Great way to explain those papers !! 👏🏼👏🏼
Nice and simply put together thanks
OK, BUT, how do you know that 60 hz signal IS the heart rate?
AC line is also at 60 Hz. If you are overlaying that rate and doing what you do you are just superimposing line frequency on to the face and calling it the heart rate ;/ completely fubaring the truth in the process.
I'm not saying it isn't the case but this is far from proof that it works and also that it is not susceptible to noise.
You are claiming that if you isolate frequencies it says something about intrinsic behaviors in the image but there is no proof that it is or that it is not essentially stochastic alterations.
Literally if you isolate 60hz from any data and amplify it you get 60hz in the data. If you take any FT of any data and boost f hz then you are, well, boosting f hz. Since almost all data is noisy it will have 60hz noise in it in some form.
Essentially all you are doing is overlaying a 60hz signal on to an image and claiming that amplified visual effect is due to something else that may or may not be 60hz.

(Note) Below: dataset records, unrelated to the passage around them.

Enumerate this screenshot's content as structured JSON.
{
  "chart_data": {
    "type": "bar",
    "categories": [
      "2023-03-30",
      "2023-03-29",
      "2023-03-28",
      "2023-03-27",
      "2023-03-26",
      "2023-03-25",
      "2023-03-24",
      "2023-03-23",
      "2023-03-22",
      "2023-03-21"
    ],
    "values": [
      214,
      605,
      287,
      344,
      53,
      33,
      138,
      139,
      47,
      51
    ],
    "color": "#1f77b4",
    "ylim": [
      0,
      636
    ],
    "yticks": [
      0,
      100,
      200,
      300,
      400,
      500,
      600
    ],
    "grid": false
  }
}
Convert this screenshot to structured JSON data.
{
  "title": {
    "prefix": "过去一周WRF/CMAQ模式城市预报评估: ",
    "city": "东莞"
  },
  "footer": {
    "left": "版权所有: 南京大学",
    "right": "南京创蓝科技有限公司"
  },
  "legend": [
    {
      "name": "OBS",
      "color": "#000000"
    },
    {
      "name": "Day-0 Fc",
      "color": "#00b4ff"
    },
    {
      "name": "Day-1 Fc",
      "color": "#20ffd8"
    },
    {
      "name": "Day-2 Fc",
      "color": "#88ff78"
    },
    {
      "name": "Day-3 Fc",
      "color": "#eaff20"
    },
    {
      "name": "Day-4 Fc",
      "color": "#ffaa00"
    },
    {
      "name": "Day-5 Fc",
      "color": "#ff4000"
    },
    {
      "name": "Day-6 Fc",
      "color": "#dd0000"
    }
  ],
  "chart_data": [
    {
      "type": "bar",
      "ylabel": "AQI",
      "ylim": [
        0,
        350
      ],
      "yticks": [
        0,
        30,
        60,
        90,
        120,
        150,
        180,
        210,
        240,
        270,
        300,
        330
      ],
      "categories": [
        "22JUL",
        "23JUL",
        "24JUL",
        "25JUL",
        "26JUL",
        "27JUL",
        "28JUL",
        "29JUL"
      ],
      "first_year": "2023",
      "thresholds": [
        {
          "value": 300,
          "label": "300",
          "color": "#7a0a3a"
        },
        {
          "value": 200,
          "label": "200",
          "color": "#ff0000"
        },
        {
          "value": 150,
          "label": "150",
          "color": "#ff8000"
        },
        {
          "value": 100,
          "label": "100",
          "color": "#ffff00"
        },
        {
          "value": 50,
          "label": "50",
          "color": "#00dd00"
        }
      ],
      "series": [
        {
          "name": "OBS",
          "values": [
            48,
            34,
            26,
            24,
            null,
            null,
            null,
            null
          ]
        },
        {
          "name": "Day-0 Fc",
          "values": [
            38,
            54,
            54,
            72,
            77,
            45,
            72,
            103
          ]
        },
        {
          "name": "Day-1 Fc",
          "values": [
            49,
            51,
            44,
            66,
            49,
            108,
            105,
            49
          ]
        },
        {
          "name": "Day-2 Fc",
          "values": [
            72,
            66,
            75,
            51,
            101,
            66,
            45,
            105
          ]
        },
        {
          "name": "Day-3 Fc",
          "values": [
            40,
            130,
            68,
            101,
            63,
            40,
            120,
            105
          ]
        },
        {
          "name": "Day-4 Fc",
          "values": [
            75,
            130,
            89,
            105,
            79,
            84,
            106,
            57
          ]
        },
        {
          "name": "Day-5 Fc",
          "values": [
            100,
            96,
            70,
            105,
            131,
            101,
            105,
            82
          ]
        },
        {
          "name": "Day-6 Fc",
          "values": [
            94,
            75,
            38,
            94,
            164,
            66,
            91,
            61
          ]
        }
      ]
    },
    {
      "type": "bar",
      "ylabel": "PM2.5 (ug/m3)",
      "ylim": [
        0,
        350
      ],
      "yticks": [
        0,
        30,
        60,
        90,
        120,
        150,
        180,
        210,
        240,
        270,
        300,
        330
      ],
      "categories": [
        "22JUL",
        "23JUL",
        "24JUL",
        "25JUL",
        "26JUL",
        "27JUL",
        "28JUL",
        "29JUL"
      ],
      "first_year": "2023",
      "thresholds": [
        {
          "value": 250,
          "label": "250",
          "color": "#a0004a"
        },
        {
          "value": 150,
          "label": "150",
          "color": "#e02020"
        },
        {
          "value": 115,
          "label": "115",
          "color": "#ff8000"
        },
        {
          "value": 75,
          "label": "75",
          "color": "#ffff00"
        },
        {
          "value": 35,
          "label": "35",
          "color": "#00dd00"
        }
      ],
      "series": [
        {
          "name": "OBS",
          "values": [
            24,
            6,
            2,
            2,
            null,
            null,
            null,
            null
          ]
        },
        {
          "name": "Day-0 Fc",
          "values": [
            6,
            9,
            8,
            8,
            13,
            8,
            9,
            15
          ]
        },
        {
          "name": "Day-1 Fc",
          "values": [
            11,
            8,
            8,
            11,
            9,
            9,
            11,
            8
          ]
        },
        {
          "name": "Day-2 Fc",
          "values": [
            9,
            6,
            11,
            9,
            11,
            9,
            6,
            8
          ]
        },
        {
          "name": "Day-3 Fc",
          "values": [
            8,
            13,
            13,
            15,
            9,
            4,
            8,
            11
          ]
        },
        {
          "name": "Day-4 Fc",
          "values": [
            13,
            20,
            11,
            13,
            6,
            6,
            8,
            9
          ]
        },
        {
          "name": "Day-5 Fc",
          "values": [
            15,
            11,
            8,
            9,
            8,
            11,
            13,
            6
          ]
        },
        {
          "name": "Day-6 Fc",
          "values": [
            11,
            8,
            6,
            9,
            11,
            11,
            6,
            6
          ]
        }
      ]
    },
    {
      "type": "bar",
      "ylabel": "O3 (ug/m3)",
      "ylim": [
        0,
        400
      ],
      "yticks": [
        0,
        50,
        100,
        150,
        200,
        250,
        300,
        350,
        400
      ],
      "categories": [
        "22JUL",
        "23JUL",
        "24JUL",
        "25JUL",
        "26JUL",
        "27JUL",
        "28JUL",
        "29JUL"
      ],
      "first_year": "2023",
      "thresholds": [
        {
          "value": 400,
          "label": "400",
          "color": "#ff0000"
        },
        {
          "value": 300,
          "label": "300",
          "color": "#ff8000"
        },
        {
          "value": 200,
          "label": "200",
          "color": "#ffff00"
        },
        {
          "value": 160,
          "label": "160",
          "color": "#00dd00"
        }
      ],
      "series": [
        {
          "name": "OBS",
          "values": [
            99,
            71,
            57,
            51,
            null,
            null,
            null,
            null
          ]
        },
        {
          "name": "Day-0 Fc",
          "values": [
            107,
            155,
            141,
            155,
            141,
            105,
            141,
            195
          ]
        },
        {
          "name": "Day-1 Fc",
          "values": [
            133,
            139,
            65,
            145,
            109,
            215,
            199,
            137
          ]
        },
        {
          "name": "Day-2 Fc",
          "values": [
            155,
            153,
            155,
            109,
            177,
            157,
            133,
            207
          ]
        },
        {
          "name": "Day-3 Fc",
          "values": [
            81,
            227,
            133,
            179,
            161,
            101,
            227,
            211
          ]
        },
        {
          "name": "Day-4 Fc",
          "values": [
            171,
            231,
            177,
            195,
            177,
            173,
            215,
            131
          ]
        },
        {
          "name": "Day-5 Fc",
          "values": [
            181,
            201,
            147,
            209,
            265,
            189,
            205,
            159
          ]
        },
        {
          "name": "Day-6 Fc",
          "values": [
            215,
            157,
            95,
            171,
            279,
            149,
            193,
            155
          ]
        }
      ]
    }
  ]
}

This is quite dangerous. You are potentially attributing things to other things when there is no real connection and the only reason they are convincing is because what you are picking out is what you are looking for.
I've seen several of these of these videos but I've never anything that isn't actually dynamically changing and which conclusively proves this isn't just looking for nails. Yes, you can take the FT of an image and then amplify various frequencies and even amplify the peak frequencies. In theory, as long as those frequencies truly represent intrinsic changes in the data set then it should work. Obviously in idealized cases it looks to work but I'm starting to think this method isn't very robust as claimed. The FT is very susceptible to noise. If I'm not mistaken there are more advanced methods that use AI to increase robustness.
Its not 60Hz. Its 1HZ, which is 60 per second. I dont see a resource of 1Hz in these videos but if you are skeptical just do it yourself, people got their thesis on this for fucks sake
@@Eren-he5dt 60 per second is 60 Hz moron.
For fucks sake, can you even compute a FFT?